Fact: Getting involved in preservation and placemaking is as cool as denim jackets, skateboarding, and DeLoreans.


I love maps. One of my favorite parts of graduate school was the amount of time that I got to spend interacting with maps of all kinds. From little old hand-drawn 18th century maps, to huge interactive digital maps and everything in between. One of the most interesting kinds of maps to me was the USGS Quadrangle Map. These maps, which go back through time for decades, are remarkably detailed, and cover the entire country, showing roads, topography, and some structures. They’re really great, and you can download high-quality PDFs of them, for free, (or buy large prints for much less than it would cost you to print them yourself unless you own a plotter) from USGS’s Map Locator & Downloader, because they’re a wonderful agency.
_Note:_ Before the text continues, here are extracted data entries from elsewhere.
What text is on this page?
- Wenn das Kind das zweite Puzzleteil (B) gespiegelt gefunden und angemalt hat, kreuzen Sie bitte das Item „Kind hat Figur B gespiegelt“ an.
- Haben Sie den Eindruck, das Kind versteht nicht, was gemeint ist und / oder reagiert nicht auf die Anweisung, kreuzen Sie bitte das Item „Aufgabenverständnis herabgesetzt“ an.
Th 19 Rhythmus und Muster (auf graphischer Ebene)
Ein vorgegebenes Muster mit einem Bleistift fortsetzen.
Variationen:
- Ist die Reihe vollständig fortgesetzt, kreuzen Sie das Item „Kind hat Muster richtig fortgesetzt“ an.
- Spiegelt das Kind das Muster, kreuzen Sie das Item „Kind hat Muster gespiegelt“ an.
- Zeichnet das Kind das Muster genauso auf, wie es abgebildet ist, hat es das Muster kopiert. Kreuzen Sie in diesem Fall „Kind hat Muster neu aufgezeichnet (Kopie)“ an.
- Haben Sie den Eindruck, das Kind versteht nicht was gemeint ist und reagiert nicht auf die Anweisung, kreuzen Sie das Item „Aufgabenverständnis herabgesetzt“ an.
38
Anyway, I recently saw a lovely print in a colleague’s office that I immediately recognized as a USGS Quad Map of a portion of northwest Washington, D.C., but it had been changed to a pure black and white, and inverted so that the background was dark and the lines were white. It was great! However, it wasn’t the whole city. As such, I decided to spend an hour or so downloading all four quad maps, stylizing them, and then combining them to make a map that showed the whole District, as a tribute to my beloved hometown. I think they’re pretty neat, and I didn’t have anything else to blog about this week, so since they’re based on historic maps (1957 if I recall correctly), I thought I’d share some reduced-size versions of the finished product here (note that at full size, it’s actually really readable, and not as abstract as it looks zoomed out):

Version 1 - Dark Monochrome
Version 1 – Dark Monochrome
Version 2 - Light
Version 2 – Light

Hiding In Plain Sight

While walking through Georgetown yesterday, I did something that I have done numerous times in the past two years—I walked past the Halcyon House. Typically I pass by it on Prospect street and either continue on that road, or sometimes I turn to go down towards the river via 34th Street. But today, I did something different. Yesterday, I really looked. I often find myself looking at the places around me, digesting visual input about what makes those places unique. However, in all of my looking at this particular building, it’s history had never been so apparent as it was today. Maybe it was the cloudless bright summer sky that illuminated the east elevation so well, but in plain view, I could see at least three distinct building periods betrayed to my eye by the masonry. Inspired by so many posts on blogs like Preservation in Pink, I decided to take a photo and share it here, because I just thought it was too good of an example of how much information we can learn from our surroundings—and in particular, our historic buildings—if we just open our eyes!

Without further adieu, please enjoy the following animation of this original image, showing my hypothetical progression of building periods (click for a larger view):

Progression of building periods based on visual clues at the Halcyon House, Georgetown, Washington, DC.
Progression of building periods based on visual cues at the Halcyon House, Georgetown, Washington, DC.

Please note that I decided not to research the actual building progression history for now, so that I could just be reading the building based on visual evidence.